Spark plug heat range, and how is this determined. Why do we need a hotter or colder range spark plug !?!?! This stuff has always puzzled me....I mean a spark plug is a spark plug...Right ?
Autolite Indicates the heat range with the last digit of the part number. For example , starting with part #24 . If you want a colder plug you would use a #23. If you wanted a hotter plug you would use a #25.
Here's a pic of how they change the heat range on spark plugs.
When making spark plug heat range changes, its better to err on the side of to cold a plug. Running to cold a plug can only cause it to foul out. Running to hot a spark plug can cause engine damage if not caught in time.
I've also found out that spark plugs like Champion, Autolite and Bosch the higher the number the hotter the plug. For NGK, Denso and Pulstar the higher the number the colder the plug.
Normal Spark Plug
Correct heat range of spark plug is being used.
Appearance- Grayish-tan to white color.
Normal with Red Coating
Coloration is from the use of additives in unleaded gas.
Appearance- Pinkish red color on the insulator.
Indicates the cylinder from which the spark plug came from is not using all the fuel supplied to it. Possible to cold of heat range on plug or too rich fuel mixture.
Appearance- Firing tip is damp with gasoline and insulator is charcoal black.
Caused by low octane fuel or over advanced timing.
Appearance- Insulator is usually cracked or chipped or broken.
Spark Plug used beyond its intended life.
Appearance - Center and ground electrodes are eroded , and excessively worn away.
Spark plug is operating too hot at high speeds.
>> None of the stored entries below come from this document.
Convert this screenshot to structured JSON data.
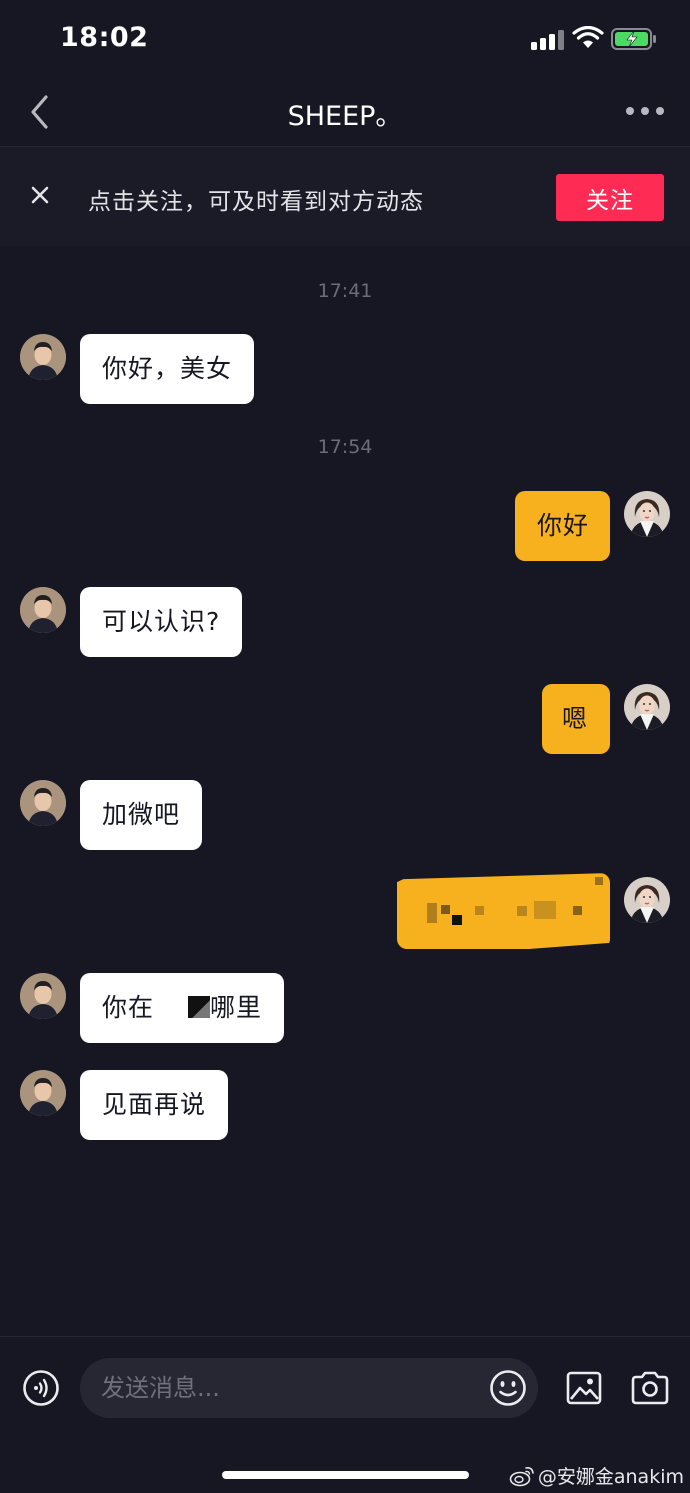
{
  "status_bar": {
    "time": "18:02"
  },
  "header": {
    "title": "SHEEP。"
  },
  "follow_banner": {
    "text": "点击关注，可及时看到对方动态",
    "follow_label": "关注"
  },
  "messages": {
    "ts1": "17:41",
    "ts2": "17:54",
    "m1": "你好，美女",
    "m2": "你好",
    "m3": "可以认识?",
    "m4": "嗯",
    "m5": "加微吧",
    "m6_part1": "你在",
    "m6_part2": "哪里",
    "m7": "见面再说"
  },
  "input": {
    "placeholder": "发送消息..."
  },
  "watermark": {
    "text": "@安娜金anakim"
  },
  "colors": {
    "background": "#161722",
    "incoming_bubble": "#ffffff",
    "outgoing_bubble": "#f7b11f",
    "follow_button": "#fe2c55"
  },
  "icons": [
    "back-icon",
    "more-icon",
    "close-icon",
    "voice-icon",
    "emoji-icon",
    "image-icon",
    "camera-icon",
    "weibo-icon"
  ]
}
Replace with colder plug.
Appearance- Ceramic insulator tip appears to have a melted, glazed coating.
Spark plug heat range is too cold and/or caused by extensive low-speed; short distance driving.
Appearance- black sooty coating on firing end.
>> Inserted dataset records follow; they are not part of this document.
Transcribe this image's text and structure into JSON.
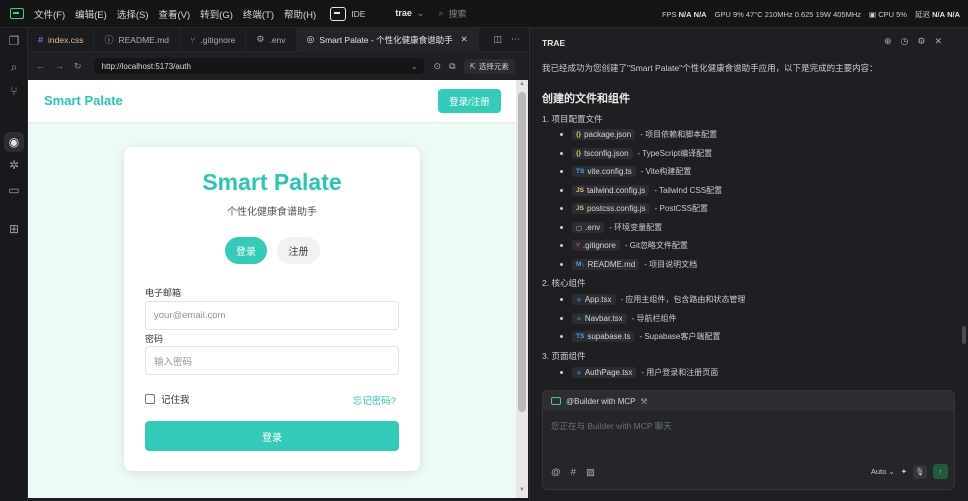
{
  "menubar": {
    "items": [
      "文件(F)",
      "编辑(E)",
      "选择(S)",
      "查看(V)",
      "转到(G)",
      "终端(T)",
      "帮助(H)"
    ],
    "ide_label": "IDE",
    "project": "trae",
    "search_placeholder": "搜索",
    "stats": {
      "fps_label": "FPS",
      "fps_value1": "N/A",
      "fps_value2": "N/A",
      "gpu_label": "GPU",
      "gpu_text": "9% 47°C 210MHz 0.625 19W 405MHz",
      "cpu_label": "CPU",
      "cpu_value": "5%",
      "latency_label": "延迟",
      "latency_value1": "N/A",
      "latency_value2": "N/A"
    }
  },
  "tabs": [
    {
      "icon": "#",
      "label": "index.css",
      "active": false
    },
    {
      "icon": "ⓘ",
      "label": "README.md",
      "active": false
    },
    {
      "icon": "⑂",
      "label": ".gitignore",
      "active": false
    },
    {
      "icon": "⚙",
      "label": ".env",
      "active": false
    },
    {
      "icon": "◎",
      "label": "Smart Palate - 个性化健康食谱助手",
      "active": true
    }
  ],
  "address": {
    "url": "http://localhost:5173/auth",
    "pick_label": "选择元素"
  },
  "app": {
    "brand": "Smart Palate",
    "header_button": "登录/注册",
    "card_title": "Smart Palate",
    "card_subtitle": "个性化健康食谱助手",
    "tab_login": "登录",
    "tab_register": "注册",
    "email_label": "电子邮箱",
    "email_placeholder": "your@email.com",
    "password_label": "密码",
    "password_placeholder": "输入密码",
    "remember_label": "记住我",
    "forgot_label": "忘记密码?",
    "submit_label": "登录"
  },
  "panel": {
    "title": "TRAE",
    "intro": "我已经成功为您创建了\"Smart Palate\"个性化健康食谱助手应用，以下是完成的主要内容：",
    "heading": "创建的文件和组件",
    "sections": [
      {
        "title": "1. 项目配置文件",
        "items": [
          {
            "icon": "{}",
            "kind": "json",
            "file": "package.json",
            "desc": "- 项目依赖和脚本配置"
          },
          {
            "icon": "{}",
            "kind": "json",
            "file": "tsconfig.json",
            "desc": "- TypeScript编译配置"
          },
          {
            "icon": "TS",
            "kind": "ts",
            "file": "vite.config.ts",
            "desc": "- Vite构建配置"
          },
          {
            "icon": "JS",
            "kind": "js",
            "file": "tailwind.config.js",
            "desc": "- Tailwind CSS配置"
          },
          {
            "icon": "JS",
            "kind": "js",
            "file": "postcss.config.js",
            "desc": "- PostCSS配置"
          },
          {
            "icon": "▢",
            "kind": "env",
            "file": ".env",
            "desc": "- 环境变量配置"
          },
          {
            "icon": "⑂",
            "kind": "git",
            "file": ".gitignore",
            "desc": "- Git忽略文件配置"
          },
          {
            "icon": "M↓",
            "kind": "md",
            "file": "README.md",
            "desc": "- 项目说明文档"
          }
        ]
      },
      {
        "title": "2. 核心组件",
        "items": [
          {
            "icon": "⚛",
            "kind": "ts",
            "file": "App.tsx",
            "desc": "- 应用主组件，包含路由和状态管理"
          },
          {
            "icon": "⚛",
            "kind": "ts",
            "file": "Navbar.tsx",
            "desc": "- 导航栏组件"
          },
          {
            "icon": "TS",
            "kind": "ts",
            "file": "supabase.ts",
            "desc": "- Supabase客户端配置"
          }
        ]
      },
      {
        "title": "3. 页面组件",
        "items": [
          {
            "icon": "⚛",
            "kind": "ts",
            "file": "AuthPage.tsx",
            "desc": "- 用户登录和注册页面"
          }
        ]
      }
    ],
    "composer": {
      "agent": "@Builder with MCP",
      "placeholder": "您正在与 Builder with MCP 聊天",
      "model": "Auto"
    }
  }
}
Check for correct application of spark plug (heat range to hot, wrong spark plug for engine, over advanced timing or lean fuel mixture.
Appearance- Melted center and ground electrodes
. Ash Deposits
Caused by the use of leaded fuel , fuel additives and /or oil additives. Check for worn rings and/or valve guides
Appearance- center electrode and ground electrode and or ceramic insulator tip tan in colored deposits.
Caused by presence of oil in the combustion chamber. Worn rings, valve guides or valve seals.
Appearance - center electrode and or ceramic insulator coated black, oil substance.
locate and remove foreign object from inside of cylinder. Check for improper spark plug reach.
Occurrence is from use of leaded fuel or additives containing lead.
Appearance- ceramic insulator tip is coated with a brownish-yellow glazed coating.
My son has rebuilt many Briggs. He used to use the Champion J19LM plugs, however, he got a few "Duds" brand new out of the box. Since switching to NGK plugs a few years ago not one single problem. In addition, I participate on a small engine repair forum and the general concensus was that Champion were not what they used to be and are to be avoided. In fact, we use NGK in ALL of our engines. The plug for your engine is NGK B2LM.